Experian’s high street clients had expressed an interest in a platform that could reach their customers online. “And then the space changed very, very rapidly with things like Google shopping coming online and so the competitive landscape changed in a way that we hadn’t been able to predict.” Robert installed new management, but soon realised it was “time to raise the white flag and we had to move on”.
“Overall, the investments we have made since we became an independent company in 2006 in aggregate are yielding well into the post-tax, double digit return range, which at minimum is a hurdle that we expect,” he says.
Robert says the firm will take time to bed in its recent purchases and he has “nothing of that size and scale” in his sights when it comes to acquisitions in the near future.
Experian’s other banner deal this year has been the $324m purchase of 41st Parameter, a firm that prevents fraud by identifying the devices a customer is using to shop online.
“Fraud is probably the largest single global opportunity we have in front of us right now… The opportunity is that the bad guys keep getting worse in finding new ways to rip off perfectly good companies. This trend is literally an explosion of fraud all over the world, driven by e-commerce and the increasing use of mobile phones for all sorts of transactions.”
Eight of the largest US banks have already signed up to the technology, and Robert says the first UK bank has recently come on board.
Robert is keen to praise his team, including finance boss Brian Cassin, who joined from Experian’s corporate adviser Greenhill last year: “He’s a superstar, period, full stop. He’s great, at every level.” He hopes to announce the firm’s new chairman within a few months, ahead of Sir John Peace’s departure at next summer’s AGM.

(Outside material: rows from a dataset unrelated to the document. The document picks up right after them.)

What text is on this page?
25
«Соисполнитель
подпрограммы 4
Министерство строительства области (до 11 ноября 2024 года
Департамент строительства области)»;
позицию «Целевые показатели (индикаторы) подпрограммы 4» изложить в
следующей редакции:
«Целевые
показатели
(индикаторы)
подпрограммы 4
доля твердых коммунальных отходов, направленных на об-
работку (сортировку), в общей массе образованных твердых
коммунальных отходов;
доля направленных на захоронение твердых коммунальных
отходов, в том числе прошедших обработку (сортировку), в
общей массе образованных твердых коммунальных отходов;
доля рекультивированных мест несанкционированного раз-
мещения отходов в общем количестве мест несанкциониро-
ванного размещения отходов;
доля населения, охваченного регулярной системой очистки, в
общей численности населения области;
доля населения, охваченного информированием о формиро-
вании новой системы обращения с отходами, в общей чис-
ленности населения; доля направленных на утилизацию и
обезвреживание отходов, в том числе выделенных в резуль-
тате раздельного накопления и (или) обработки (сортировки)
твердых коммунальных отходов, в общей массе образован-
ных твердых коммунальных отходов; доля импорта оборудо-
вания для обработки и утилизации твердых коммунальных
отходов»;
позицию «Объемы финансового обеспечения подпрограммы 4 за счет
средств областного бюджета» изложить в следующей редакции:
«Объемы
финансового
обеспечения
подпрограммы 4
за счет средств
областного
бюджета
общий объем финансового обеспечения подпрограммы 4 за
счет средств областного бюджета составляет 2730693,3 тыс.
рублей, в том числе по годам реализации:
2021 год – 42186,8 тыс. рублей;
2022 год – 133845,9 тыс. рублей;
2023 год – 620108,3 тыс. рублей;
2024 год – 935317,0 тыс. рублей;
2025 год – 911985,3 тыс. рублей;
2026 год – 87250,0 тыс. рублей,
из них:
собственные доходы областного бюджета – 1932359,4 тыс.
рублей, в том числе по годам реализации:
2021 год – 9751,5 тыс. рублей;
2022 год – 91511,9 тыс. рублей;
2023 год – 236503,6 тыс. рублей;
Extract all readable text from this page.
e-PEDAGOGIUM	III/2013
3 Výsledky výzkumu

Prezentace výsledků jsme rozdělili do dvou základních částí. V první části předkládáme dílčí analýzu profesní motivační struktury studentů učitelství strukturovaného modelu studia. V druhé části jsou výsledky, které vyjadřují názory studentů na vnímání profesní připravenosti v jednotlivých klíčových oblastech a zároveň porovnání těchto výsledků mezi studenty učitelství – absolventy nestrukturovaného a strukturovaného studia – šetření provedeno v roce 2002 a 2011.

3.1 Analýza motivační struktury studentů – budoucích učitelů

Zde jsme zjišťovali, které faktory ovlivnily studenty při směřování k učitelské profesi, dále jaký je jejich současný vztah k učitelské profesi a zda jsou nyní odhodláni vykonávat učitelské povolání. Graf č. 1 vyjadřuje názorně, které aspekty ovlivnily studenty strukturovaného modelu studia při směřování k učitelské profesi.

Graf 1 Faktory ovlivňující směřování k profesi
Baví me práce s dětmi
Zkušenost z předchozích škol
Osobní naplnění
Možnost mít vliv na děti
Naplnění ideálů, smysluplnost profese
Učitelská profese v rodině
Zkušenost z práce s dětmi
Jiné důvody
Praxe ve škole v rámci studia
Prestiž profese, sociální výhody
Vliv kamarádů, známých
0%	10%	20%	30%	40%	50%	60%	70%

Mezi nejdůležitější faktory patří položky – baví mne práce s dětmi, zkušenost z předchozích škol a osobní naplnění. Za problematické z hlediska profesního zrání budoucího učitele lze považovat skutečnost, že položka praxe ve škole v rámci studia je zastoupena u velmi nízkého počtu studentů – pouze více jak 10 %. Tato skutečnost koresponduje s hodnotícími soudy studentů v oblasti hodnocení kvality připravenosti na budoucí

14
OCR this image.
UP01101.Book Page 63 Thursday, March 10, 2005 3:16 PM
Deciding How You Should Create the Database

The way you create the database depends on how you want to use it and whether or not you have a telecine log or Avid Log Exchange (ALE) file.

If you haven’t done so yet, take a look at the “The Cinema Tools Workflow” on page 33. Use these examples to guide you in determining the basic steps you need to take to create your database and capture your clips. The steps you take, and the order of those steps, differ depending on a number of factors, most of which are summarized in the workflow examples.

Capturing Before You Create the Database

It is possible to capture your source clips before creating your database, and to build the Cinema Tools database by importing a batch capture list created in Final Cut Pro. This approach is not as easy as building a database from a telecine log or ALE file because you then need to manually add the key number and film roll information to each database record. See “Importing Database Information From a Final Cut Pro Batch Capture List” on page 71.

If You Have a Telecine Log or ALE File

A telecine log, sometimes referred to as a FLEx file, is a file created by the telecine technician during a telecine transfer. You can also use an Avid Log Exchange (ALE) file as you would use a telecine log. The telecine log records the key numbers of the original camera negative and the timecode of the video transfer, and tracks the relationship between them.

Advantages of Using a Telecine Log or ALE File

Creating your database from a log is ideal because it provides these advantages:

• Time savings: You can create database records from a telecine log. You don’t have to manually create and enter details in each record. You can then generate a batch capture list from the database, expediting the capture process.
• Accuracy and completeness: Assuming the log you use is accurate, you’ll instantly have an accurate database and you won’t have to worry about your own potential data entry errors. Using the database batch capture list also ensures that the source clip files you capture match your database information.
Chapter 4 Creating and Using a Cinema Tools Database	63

Robert himself, however, shows no signs of leaving the firm he has worked for since 2001; when it comes to lingering ambitions, the most he will admit is “to be a better skier”.
“My focus and my love and my passion is Experian – it’s a great company,” he concludes.
CV DON ROBERT
Born: 1959 in Oregon, USA
Education: Benson Polytechnic, Portland, then Oregon State University
Career
1980s: Starts his career at US Bancorp before moving to financial and real estate group First American
2001: Joins Experian, which was at the time part of the GUS conglomerate, as head of its North American business
2006: Promoted to Experian chief executive, oversees the group’s split from GUS and London float
2009: Adds a non-executive post at Compass Group
Hobbies
Skiing – he hopes to take to the slopes in the US over Christmas.
Yoga – in 2011 he revealed that he was going to classes three times a week.